Avec la sortie prochaine de son Saint Laurent qui sera à coup sûr bien meilleur que le projet concurrent (pas dur), et après avoir vu son cours métrage Cindy the Doll is mine que j’ai beaucoup aimé, je me suis enfin décidé à voir un des longs métrages de Bonello et pas des moindres. Il faut dire que le court donnait envie, surtout grâce à sa fin qui montre que Bonello fait une putain d’utilisation de la musique dans ses films (mais ne vous inquiétez pas, là c’est pareil).
Que dire, si ce n’est que je suis venu, j’ai vu, et que j’ai adoré. Dès la première scène c’est un régal, putain voir ça et se dire « les mecs, on a là un putain de réalisateur, une putain de mise en scène, des putains d’actrices (et acteurs aussi tout de même) ! », ça fait drôlement plaisir. Parce que oui Bonello c’est vraiment un putain de réalisateur, ce mec a tout compris. Ça me fait doucement rire de voir tout le monde comparer le film à la série similaire sur Canal. Je veux dire je ne la connais pas, mais si elle a ne serait-ce qu’une once des qualités du film c’est un miracle. Alors lui être supérieure ! Qu’est-ce qu’il faut pas entendre. Bref, pour en revenir à la première scène elle est très belle, on a déjà là une magnifique ambiance qui ne nous quittera pas tout le long. C’est vraiment très prenant, hypnotisant, un peu comme le Lynch (le côté WTF en moins).

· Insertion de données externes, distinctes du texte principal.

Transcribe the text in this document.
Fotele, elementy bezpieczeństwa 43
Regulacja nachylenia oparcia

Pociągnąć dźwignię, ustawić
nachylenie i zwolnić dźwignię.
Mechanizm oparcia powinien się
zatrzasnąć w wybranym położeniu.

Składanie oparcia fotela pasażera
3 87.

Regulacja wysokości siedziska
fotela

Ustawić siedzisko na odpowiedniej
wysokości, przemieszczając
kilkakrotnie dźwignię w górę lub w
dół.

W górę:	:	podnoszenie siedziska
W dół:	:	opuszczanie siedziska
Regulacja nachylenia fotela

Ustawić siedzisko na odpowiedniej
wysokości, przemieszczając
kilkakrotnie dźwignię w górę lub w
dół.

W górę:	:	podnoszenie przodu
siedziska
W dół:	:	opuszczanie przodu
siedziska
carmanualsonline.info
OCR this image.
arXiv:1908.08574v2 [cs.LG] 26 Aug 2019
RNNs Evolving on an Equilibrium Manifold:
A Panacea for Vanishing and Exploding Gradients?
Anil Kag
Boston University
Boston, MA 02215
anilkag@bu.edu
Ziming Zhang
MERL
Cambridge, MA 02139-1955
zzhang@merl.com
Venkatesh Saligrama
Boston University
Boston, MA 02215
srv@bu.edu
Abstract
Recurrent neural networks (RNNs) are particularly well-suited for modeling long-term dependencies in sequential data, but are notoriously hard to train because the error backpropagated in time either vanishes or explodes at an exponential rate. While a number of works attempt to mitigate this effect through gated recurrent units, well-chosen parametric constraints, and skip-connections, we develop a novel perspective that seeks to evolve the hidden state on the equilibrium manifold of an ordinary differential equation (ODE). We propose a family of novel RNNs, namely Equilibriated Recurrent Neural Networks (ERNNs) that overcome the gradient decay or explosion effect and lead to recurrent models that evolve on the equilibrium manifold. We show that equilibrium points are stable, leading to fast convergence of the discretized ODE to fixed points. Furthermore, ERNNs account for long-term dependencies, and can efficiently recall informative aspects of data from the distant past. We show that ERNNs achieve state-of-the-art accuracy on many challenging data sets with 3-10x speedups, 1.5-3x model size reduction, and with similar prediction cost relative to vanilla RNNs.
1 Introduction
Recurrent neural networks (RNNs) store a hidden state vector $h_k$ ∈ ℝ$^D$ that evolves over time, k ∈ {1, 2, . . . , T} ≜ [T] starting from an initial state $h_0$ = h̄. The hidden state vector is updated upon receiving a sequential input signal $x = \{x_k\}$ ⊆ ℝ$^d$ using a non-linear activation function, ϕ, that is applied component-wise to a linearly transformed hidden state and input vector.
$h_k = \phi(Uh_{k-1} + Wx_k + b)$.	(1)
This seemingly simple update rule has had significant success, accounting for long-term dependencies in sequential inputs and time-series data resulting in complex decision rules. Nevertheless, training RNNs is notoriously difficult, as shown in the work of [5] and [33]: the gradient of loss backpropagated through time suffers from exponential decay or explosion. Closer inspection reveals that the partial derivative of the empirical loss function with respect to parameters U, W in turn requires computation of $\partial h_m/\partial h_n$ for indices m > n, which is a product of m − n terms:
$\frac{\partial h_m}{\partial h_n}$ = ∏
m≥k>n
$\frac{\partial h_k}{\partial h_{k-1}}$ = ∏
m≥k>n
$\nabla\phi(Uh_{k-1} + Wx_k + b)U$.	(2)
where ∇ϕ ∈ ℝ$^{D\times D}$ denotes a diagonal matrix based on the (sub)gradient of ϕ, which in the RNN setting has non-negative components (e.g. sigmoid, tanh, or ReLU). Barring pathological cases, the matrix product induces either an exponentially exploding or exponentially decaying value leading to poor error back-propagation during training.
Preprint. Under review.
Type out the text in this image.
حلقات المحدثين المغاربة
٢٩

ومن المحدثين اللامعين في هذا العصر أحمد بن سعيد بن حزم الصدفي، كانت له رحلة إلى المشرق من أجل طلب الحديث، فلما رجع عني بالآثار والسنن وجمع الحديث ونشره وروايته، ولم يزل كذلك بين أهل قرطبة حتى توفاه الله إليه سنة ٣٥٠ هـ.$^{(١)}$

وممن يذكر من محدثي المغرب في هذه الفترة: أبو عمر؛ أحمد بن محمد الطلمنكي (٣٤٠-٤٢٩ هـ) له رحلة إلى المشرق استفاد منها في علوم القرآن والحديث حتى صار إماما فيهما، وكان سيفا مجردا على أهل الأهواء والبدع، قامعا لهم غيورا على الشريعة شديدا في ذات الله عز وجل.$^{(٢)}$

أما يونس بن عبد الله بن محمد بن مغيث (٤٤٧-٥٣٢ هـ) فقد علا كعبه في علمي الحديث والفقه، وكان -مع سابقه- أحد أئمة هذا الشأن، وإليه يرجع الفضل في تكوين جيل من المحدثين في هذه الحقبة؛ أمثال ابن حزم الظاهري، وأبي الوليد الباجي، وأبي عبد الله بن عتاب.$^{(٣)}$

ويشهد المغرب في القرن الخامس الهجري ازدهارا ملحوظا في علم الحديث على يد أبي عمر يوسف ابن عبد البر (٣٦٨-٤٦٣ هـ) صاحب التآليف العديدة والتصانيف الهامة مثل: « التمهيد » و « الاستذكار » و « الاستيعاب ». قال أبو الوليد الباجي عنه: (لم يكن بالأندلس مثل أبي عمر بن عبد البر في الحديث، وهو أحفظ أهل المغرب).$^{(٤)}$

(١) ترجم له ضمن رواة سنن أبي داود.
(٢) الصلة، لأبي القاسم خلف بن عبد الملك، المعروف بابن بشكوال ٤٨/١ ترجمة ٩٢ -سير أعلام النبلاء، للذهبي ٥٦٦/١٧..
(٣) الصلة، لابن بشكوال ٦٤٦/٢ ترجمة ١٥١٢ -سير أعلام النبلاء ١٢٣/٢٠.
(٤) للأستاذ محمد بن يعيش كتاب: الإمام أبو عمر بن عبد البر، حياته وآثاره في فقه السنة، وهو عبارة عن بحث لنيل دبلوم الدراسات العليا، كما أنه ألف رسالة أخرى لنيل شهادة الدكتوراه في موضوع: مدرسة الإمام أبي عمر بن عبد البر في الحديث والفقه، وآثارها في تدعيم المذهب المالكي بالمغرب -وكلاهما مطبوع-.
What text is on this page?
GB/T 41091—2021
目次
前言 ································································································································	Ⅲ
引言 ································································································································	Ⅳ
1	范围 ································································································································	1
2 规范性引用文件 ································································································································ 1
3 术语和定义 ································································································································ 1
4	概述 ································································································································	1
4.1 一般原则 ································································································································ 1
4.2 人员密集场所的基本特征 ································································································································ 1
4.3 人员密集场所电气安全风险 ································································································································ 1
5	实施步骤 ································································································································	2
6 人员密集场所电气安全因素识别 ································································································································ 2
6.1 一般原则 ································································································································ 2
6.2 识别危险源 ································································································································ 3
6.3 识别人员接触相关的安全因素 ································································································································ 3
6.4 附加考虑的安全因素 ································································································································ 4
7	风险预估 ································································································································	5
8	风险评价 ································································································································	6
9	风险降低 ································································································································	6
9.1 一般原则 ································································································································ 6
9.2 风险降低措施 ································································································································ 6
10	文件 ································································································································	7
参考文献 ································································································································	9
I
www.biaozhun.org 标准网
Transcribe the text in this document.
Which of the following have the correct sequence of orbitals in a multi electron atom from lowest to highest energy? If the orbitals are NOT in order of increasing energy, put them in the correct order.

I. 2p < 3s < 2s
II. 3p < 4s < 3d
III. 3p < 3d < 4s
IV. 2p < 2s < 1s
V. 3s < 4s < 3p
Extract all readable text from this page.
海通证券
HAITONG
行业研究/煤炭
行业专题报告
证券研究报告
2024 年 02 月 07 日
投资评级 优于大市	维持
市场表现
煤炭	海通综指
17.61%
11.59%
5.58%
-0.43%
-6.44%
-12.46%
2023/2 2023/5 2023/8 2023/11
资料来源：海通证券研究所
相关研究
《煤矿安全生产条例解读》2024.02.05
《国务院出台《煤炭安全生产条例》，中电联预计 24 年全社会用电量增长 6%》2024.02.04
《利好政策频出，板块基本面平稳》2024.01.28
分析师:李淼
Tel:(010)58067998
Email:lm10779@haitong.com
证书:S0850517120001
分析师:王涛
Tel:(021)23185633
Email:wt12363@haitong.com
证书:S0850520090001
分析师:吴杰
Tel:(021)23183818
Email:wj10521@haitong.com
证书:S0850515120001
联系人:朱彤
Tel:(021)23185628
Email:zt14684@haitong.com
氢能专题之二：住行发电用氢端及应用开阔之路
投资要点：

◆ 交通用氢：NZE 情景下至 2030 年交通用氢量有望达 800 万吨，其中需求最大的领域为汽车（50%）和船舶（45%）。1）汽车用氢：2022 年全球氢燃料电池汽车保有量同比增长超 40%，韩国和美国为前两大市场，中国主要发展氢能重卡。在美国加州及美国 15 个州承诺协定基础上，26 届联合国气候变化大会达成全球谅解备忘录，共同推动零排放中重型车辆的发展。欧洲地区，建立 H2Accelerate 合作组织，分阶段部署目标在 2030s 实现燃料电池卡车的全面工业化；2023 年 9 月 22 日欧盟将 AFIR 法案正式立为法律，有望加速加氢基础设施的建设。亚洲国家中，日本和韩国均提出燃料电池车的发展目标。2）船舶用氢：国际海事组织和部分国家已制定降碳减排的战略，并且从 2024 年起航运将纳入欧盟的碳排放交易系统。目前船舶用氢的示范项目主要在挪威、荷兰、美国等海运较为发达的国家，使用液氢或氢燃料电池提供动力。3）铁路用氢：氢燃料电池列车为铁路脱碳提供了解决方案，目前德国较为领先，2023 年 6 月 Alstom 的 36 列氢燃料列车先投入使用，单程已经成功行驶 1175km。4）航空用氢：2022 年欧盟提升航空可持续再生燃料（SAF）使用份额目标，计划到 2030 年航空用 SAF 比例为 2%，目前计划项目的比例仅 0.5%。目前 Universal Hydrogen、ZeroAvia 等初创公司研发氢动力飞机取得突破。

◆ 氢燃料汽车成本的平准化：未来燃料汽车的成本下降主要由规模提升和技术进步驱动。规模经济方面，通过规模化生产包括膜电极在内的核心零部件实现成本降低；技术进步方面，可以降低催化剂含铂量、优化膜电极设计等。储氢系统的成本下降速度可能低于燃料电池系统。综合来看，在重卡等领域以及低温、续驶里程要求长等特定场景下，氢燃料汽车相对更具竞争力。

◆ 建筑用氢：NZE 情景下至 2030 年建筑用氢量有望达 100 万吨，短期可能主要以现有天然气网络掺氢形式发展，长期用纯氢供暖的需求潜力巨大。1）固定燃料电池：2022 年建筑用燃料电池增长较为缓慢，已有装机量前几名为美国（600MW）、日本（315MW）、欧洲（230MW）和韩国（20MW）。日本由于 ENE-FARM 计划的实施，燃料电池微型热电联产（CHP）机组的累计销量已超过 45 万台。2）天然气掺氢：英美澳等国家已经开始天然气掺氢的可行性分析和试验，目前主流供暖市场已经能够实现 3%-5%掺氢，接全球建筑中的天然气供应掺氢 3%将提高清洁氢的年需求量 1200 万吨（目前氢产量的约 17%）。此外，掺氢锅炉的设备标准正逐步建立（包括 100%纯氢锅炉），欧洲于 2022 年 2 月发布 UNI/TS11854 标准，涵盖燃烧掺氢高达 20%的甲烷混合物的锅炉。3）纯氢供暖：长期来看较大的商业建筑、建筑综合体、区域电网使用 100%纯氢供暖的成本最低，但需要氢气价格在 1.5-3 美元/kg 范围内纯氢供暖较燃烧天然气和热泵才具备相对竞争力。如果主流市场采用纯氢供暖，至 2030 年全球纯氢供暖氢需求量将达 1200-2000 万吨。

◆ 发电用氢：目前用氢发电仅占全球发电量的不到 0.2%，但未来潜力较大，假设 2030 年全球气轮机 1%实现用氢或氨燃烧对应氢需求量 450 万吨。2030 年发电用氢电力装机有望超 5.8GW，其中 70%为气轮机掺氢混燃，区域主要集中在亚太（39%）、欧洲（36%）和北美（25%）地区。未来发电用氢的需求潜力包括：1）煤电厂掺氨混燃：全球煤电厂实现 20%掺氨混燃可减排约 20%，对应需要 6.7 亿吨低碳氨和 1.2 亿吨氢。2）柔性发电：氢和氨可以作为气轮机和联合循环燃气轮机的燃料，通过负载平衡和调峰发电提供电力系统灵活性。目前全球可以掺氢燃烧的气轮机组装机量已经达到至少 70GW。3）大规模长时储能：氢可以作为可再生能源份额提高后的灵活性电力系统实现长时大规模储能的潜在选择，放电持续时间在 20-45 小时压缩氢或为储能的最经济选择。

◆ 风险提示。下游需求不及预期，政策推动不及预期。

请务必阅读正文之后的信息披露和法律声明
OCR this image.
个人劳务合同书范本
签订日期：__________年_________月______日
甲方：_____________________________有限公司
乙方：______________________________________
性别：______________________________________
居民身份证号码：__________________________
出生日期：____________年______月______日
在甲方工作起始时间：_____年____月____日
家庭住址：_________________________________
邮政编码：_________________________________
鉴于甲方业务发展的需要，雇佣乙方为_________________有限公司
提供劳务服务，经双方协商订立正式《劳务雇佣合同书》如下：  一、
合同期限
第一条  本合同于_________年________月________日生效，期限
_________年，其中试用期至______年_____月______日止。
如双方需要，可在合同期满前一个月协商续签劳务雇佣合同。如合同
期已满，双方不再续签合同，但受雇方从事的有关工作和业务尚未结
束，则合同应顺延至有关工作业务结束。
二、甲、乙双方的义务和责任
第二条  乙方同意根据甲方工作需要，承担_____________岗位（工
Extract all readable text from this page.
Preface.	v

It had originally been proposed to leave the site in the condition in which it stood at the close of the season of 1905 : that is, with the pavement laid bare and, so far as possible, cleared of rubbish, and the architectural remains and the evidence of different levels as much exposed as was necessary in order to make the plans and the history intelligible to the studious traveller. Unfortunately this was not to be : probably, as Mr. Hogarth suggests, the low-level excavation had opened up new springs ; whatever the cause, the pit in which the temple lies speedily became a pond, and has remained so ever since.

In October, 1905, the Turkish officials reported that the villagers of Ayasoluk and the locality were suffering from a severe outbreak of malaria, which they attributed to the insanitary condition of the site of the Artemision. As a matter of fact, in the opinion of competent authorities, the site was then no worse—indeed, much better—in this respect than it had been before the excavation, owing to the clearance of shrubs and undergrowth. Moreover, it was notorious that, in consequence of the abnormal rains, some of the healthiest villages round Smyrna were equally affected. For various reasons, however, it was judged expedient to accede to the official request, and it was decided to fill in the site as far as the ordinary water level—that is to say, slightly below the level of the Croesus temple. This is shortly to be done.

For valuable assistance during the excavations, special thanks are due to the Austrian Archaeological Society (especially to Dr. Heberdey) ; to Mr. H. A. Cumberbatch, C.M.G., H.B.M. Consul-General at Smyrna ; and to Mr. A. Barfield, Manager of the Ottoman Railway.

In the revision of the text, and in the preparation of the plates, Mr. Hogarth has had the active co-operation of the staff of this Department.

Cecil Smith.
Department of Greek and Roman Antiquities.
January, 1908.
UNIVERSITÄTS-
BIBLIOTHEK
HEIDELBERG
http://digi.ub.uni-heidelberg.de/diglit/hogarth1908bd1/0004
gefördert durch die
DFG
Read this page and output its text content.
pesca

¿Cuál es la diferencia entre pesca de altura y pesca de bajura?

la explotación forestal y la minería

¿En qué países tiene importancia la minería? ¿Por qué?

Le film raconte la vie d’une maison close, de ces filles qui s’aiment toutes, qui sont solidaires entre elles, qui éprouvent de la peine quand une est triste et de la joie quand elles sont toute joyeuses. Comme souvent lorsqu’on rentre dans un univers inconnu, une nouvelle recrue sert de vecteur pour nous le faire découvrir. Ici aussi on découvre la vie au ranch, les habitudes à prendre, on entre dans la communauté. Et malgré ce que j’ai entendu je ne trouve pas que les filles ne soient pas individualisées, au contraire, elles ont toutes leur caractère, les clients habituels, leurs anecdotes… Mais ce qui marque surtout, c’est la beauté infinie qui se dégage du film. Bordel, que c’est beau. Je parle ici autant formellement que sur le fond. On a des scènes géniales, comme ce champs/contrechamps tout bête entre Lvovsky et la nouvelle lors de son entretien, les plans sont longs, la scène magnifique et ce n’est pas la seule. Bonello filme magiquement toutes ces femmes, ces moments de sensualité triste, il film admirablement bien la tristesse, je pense qu’on a tous été marqués par la fin où la juive pleure des larmes de sperme. Et bien sûr il y a cette scène sublime avec Nights in White satin, un moment de grâce et de tristesse absolu. Clairement une des plus belles scènes qu'on ait vu en 2011. Quand je disais que le réalisateur utilisait la musique et les chansons à merveille (surtout que c’est lui qui s’en charge de a à z). La chanson est déjà magnifique en soi, alliée aux images c’est juste parfait.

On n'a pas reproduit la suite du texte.